Daha cüretkar müşterilerden bazıları, bu kadınların kıçlarını tuttu ve birçok insanın önünde onlarla alay ederken göğüslerini okşadı.
Bu burada tuhaf karşılanmadı çünkü bir köşede bir düzine erkek ve kadın tamamen çıplak halde bu işi yapıyorlardı. Canavaradamlar, insan ve elf dişileri üzerindeyken, insan erkekleri vücutlarını iblis ve lamialara vuruyor (Yılan dişileri). Bu insanların iniltileri ve homurtuları tüm salonu doldurdu.
[[Yazar: Kayıtlara geçsin, Roman R18’dir. Çıplaklık ve Gore uzak durmayacak. Bu yüzden romanı şikayet etmeyin veya şikayette bulunmayın.]]
Ve bu 5 katlı binanın en üst katında, uzun boylu ve kaslı bir Demonkin, etrafı kaslı vücutlu birçok kadınla çevrili ve ona hizmet ediyor, bir yatakta uzanırken bedensel zevkin keyifli deneyimini yaşadı.
Bir çift ayak sesi duyuldu ve 2 adam, bir Tigerkin ve bir Wolfkin önünde durdu.
“Patron, o burada. Ve özel bir görüşme istiyor.” dedi Tigerkin.

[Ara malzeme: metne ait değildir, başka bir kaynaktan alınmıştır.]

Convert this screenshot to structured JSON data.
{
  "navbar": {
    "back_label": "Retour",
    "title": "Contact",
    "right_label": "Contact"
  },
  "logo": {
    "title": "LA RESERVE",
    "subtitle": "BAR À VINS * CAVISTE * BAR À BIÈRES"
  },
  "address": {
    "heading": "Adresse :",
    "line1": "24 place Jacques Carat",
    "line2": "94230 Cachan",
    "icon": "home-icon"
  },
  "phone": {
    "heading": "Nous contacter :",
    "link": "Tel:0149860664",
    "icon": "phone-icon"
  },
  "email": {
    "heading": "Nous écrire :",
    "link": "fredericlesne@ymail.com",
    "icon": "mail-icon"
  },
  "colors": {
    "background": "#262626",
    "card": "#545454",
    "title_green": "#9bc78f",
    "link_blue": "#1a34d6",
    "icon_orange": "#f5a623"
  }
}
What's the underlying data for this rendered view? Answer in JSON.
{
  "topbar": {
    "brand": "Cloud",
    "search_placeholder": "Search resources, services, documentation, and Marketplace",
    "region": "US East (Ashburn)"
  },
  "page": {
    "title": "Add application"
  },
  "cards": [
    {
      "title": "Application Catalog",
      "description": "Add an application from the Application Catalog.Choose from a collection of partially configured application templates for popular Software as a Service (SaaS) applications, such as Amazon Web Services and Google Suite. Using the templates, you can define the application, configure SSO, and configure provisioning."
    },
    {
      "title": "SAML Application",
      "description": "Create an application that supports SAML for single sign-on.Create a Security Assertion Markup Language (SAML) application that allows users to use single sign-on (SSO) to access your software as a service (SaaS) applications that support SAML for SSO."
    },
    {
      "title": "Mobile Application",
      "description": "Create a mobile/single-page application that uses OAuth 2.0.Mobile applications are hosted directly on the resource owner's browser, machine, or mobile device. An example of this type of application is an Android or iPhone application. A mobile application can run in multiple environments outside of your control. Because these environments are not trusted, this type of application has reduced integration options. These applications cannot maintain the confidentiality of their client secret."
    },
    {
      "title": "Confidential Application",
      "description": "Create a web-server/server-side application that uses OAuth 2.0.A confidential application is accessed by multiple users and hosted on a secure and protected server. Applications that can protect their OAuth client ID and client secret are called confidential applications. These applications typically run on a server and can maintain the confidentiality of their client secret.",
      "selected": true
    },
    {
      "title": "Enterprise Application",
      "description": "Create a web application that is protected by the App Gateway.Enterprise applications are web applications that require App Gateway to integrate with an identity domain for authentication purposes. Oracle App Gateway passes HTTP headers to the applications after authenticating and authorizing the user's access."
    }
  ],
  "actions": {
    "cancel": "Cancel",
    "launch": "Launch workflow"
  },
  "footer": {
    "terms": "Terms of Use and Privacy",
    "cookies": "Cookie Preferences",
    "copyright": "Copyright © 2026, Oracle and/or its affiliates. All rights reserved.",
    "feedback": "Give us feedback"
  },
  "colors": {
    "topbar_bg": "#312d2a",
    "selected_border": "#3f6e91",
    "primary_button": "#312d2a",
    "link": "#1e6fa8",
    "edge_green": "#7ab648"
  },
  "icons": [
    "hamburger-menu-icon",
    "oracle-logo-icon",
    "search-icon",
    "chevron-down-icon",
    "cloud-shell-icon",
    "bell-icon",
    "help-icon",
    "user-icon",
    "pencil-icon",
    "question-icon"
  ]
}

“Ona beklemesini söyle. Birazdan orada olacağım.” dedi Demonkin.
“Pekala, sanırım buradaki zamanımızı kısaltmamız gerekecek. Şunu çabucak bitirelim.” dedi Demonkin ve zevkle inleyen kadınların inlemeleri odadan çıktı.
Bir süre sonra, artık daha çok iş adamı tarzı giysilerle iyi giyinen Demonkin, son derece süslü süs eşyaları ve inanılmaz derecede iyi tasarlanmış mobilyalarla dolu bir odaya girdi.
Odaya girdikten sonra gözleri sıska ve yaşlı bir adama takıldı.
Aristokrat kıyafetler giymiş yaşlı adam, Demonkin’in önünde saygıyla eğildi.
“Adım Saan Jormain. Tanıştığınıza memnun oldum efendim, Yeraltı Kralı Vetroleux Arvitzen.”